Jusqu’où un père est-il prêt à aller et que est-il prêt à faire pour sa fille ? Un père qui, après une séparation, ne peut plus la voir tous les jours et vit une situation de précarité économique soudaine. Marino (Edoardo Pesce), se rendant compte qu'il ne peut plus gérer sa vie privée, prend une décision radicale : devenir un criminel. Voici ce qui se passe dans le film dramatique réalisé par Fabrizio Moro et Alessio De Leonardis, mardi et vendredi.
Mardi et vendredi, réalisé par Fabrizio Moro et Alessio De Leonardis : de quoi parle le film ?

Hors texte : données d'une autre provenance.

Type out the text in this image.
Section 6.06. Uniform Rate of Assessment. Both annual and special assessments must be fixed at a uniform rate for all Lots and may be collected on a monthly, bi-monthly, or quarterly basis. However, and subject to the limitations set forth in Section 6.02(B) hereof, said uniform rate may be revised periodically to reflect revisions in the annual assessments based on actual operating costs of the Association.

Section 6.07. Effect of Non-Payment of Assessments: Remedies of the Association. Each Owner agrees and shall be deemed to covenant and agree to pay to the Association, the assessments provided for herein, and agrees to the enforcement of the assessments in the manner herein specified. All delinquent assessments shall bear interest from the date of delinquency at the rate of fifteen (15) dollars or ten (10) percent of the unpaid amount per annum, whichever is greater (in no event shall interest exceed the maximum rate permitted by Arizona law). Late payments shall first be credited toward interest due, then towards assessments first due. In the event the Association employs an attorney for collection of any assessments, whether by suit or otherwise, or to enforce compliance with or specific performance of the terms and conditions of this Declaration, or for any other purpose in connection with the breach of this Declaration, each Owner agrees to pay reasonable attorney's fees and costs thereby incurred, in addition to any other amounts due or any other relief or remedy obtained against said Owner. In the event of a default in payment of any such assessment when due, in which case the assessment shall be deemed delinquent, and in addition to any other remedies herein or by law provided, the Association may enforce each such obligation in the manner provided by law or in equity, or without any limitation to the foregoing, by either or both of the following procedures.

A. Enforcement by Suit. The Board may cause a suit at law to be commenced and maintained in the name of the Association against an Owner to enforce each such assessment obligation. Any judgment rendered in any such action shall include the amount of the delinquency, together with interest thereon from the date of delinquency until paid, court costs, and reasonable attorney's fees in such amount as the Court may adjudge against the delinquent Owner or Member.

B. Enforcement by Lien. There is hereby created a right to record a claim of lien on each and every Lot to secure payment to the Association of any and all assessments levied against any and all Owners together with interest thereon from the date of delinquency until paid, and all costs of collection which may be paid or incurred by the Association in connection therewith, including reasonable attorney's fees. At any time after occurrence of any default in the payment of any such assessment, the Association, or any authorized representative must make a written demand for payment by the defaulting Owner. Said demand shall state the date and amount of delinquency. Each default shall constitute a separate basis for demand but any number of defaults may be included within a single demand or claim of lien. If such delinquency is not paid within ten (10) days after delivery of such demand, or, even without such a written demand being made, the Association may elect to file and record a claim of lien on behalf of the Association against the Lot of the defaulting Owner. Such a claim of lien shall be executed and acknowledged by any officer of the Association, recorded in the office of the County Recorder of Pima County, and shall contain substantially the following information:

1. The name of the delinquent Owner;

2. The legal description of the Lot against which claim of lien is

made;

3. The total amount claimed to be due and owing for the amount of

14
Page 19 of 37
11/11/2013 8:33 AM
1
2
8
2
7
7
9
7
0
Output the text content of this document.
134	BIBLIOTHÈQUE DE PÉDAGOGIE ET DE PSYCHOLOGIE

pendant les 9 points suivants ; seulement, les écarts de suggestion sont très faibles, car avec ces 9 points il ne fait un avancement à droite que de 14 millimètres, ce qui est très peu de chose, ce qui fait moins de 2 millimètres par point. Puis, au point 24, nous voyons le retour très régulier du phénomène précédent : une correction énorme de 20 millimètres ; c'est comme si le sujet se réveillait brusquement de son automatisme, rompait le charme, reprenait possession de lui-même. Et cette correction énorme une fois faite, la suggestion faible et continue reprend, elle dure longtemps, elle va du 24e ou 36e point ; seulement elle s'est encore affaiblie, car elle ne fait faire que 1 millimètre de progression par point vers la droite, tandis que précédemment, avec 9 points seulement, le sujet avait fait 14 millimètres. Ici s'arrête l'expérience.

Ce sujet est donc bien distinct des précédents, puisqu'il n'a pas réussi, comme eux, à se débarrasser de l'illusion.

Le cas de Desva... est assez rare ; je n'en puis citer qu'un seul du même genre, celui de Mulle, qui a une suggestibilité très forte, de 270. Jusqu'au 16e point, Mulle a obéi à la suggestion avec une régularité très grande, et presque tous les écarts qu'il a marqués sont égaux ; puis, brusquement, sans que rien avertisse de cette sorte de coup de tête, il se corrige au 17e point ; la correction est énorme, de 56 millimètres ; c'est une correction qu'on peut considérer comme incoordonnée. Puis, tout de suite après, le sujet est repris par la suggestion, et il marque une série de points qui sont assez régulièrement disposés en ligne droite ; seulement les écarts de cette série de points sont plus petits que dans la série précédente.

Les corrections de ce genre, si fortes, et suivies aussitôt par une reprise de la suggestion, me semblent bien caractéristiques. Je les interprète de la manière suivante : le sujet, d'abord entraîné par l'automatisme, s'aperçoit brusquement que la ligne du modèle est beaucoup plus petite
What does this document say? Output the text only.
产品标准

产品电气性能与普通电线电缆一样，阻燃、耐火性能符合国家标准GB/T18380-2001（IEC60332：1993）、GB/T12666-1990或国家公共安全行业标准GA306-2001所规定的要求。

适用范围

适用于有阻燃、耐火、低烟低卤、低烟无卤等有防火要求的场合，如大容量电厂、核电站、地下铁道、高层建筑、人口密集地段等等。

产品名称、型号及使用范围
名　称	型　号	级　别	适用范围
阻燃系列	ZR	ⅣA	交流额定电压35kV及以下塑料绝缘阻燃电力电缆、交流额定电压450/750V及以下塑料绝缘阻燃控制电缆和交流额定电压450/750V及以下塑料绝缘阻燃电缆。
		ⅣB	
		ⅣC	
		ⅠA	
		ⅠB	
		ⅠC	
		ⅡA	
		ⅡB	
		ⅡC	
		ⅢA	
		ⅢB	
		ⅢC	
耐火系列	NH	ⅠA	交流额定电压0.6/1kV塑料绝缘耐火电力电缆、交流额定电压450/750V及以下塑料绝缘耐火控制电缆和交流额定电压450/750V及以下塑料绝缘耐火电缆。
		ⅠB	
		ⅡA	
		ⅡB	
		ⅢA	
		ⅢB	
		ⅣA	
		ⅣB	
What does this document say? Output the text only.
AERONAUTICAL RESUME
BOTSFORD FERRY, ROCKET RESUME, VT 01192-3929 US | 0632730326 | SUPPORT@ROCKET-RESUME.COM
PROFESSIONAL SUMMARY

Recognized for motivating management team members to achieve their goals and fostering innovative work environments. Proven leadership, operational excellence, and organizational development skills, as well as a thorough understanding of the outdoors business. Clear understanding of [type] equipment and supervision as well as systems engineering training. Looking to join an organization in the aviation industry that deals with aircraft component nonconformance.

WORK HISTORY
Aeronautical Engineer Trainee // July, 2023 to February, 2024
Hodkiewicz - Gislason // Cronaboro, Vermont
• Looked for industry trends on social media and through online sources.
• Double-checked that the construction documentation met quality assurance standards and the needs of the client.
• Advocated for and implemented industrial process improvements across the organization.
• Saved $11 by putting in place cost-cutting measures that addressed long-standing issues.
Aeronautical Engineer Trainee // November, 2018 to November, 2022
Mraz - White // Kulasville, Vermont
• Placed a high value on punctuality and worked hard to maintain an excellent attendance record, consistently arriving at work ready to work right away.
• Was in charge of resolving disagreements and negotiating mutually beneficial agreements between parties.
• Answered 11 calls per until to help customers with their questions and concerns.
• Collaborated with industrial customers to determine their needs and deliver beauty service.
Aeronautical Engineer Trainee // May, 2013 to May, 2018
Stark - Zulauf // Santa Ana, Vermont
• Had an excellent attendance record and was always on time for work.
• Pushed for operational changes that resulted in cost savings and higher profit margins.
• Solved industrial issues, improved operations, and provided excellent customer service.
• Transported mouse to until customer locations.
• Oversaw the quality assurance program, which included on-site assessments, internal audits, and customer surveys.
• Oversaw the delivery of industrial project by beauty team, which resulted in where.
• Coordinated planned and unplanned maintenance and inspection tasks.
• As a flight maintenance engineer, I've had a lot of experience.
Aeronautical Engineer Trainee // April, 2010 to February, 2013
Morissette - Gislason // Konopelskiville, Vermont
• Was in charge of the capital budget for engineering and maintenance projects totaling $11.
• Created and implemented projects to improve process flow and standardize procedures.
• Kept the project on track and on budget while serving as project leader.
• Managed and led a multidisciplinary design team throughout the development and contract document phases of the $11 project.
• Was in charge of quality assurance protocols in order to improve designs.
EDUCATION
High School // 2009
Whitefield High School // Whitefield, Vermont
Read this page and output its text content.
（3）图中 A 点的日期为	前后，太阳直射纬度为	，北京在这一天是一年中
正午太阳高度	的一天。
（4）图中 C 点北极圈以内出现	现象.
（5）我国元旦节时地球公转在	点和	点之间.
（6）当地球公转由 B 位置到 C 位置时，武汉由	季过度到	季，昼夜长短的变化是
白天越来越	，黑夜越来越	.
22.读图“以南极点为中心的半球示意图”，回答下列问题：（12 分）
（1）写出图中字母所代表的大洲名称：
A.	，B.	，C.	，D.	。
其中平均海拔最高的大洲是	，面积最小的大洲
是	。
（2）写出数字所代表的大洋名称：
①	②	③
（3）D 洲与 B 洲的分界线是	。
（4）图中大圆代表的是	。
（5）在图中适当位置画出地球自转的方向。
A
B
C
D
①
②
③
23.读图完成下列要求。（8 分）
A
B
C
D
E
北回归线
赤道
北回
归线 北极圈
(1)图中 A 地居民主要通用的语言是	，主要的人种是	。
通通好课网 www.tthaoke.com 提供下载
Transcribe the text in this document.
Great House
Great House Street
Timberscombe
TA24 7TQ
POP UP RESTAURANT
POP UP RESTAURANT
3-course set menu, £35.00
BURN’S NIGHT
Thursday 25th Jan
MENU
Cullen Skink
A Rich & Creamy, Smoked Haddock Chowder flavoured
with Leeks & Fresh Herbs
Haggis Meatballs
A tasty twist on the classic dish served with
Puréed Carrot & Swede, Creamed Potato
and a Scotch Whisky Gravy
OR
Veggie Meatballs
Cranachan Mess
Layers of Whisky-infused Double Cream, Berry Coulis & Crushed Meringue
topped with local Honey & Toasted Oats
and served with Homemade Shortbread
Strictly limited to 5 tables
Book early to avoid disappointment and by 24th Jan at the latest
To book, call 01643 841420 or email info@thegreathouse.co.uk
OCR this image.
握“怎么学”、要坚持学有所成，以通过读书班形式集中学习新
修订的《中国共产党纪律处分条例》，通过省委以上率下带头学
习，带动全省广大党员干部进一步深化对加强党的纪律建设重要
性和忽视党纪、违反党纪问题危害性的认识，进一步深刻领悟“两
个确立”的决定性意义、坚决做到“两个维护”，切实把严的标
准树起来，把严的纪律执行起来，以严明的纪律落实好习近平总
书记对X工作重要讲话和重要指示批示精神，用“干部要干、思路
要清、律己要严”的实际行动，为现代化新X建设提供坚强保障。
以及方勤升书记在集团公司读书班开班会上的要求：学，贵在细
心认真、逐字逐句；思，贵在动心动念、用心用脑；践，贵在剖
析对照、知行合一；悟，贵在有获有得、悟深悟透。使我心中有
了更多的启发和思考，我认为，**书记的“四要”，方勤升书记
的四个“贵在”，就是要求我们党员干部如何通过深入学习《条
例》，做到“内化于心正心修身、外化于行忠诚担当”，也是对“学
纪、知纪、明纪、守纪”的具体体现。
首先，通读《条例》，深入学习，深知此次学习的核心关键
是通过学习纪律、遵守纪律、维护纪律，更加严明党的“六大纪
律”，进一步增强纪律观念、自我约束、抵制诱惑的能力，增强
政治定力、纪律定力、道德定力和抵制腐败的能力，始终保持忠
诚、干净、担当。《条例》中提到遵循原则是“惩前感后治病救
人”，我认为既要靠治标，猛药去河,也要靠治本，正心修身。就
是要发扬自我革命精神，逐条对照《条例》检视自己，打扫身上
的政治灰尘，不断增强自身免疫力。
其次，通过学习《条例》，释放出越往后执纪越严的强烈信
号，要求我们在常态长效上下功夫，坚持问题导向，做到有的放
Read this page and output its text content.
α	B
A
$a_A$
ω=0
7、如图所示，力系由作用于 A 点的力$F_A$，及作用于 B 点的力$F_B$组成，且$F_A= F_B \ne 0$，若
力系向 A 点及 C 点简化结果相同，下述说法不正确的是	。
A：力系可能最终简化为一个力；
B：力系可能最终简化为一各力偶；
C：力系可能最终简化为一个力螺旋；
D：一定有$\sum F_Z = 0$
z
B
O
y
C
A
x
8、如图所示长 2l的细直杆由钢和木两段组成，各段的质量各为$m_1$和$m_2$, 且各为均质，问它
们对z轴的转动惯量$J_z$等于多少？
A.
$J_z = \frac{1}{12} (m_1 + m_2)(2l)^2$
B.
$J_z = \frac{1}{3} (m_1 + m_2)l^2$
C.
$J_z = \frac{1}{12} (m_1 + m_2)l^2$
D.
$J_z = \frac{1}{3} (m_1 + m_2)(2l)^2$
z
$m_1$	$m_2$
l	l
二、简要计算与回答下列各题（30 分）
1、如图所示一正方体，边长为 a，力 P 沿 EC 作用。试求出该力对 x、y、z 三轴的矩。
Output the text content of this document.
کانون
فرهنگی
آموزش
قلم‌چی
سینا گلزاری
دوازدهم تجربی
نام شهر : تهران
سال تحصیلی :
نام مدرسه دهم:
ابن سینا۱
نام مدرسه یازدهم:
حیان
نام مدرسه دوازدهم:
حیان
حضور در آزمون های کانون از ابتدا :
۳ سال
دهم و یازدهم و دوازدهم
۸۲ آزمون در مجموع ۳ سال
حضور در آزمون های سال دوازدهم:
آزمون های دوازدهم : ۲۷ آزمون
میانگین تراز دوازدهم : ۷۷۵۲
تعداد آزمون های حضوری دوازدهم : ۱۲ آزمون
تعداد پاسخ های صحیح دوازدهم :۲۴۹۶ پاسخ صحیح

Marin il traverse une période très particulière de sa vie : il s'est récemment séparé de sa femme Simona, c'est pourquoi il ne peut voir sa fille que deux jours par semaine, le mardi et le vendredi. De plus, comme certains impôts n'ont pas été payés dans le passé, il se retrouve contraint de fermer son entreprise, un atelier de motos. Mais les difficultés économiques s'accentuent et Marino se rend vite compte qu'il est incapable de gérer sa vie privée. Il en vient ainsi à prendre une décision radicale : rejoindre une bande criminelle, avec laquelle il commet plusieurs vols dans des supermarchés, en l'utilisant comme conducteur de moto pour l'évasion. Mais à long terme, parviendra-t-il à maintenir cette « double vie » qui est la sienne ? Et surtout, n'y aura-t-il pas des répercussions sur sa relation avec sa fille ?
Mardi et vendredi : comment la frontière entre le bien et le mal devient très mince face au désespoir
Mardi et vendredi mettent en avant la condition de nombreux pères qui, après la séparation, ne peuvent plus voir leurs enfants tous les jours et vivent dans une situation de précarité économique soudaine. Il peut y avoir de nombreuses difficultés dans la vie et une personne, prise par le désespoir et pensant qu'elle n'a pas d'autres solutions et alternatives, finit par penser et faire des choses impensables qu'elle n'aurait jamais imaginé faire dans la vie. Ici, la frontière entre le bien et le mal, entre le bien de ses enfants et la possibilité d'agir illégalement, devient très mince, montrant jusqu'où un père est prêt à aller et ce qu'il est prêt à faire pour l'amour inconditionnel de ses enfants, même en faisant des choix extrêmes et illégaux. Marino, en effet, n'est pas un criminel par nature mais simplement un homme solitaire et désespéré, sans issue (apparente), qui se sent abandonné par tout et par tous, y compris les institutions, et pour cette raison il choisit et décide d'emprunter le chemin le plus improbable, mais le plus « facile et immédiat » du moment.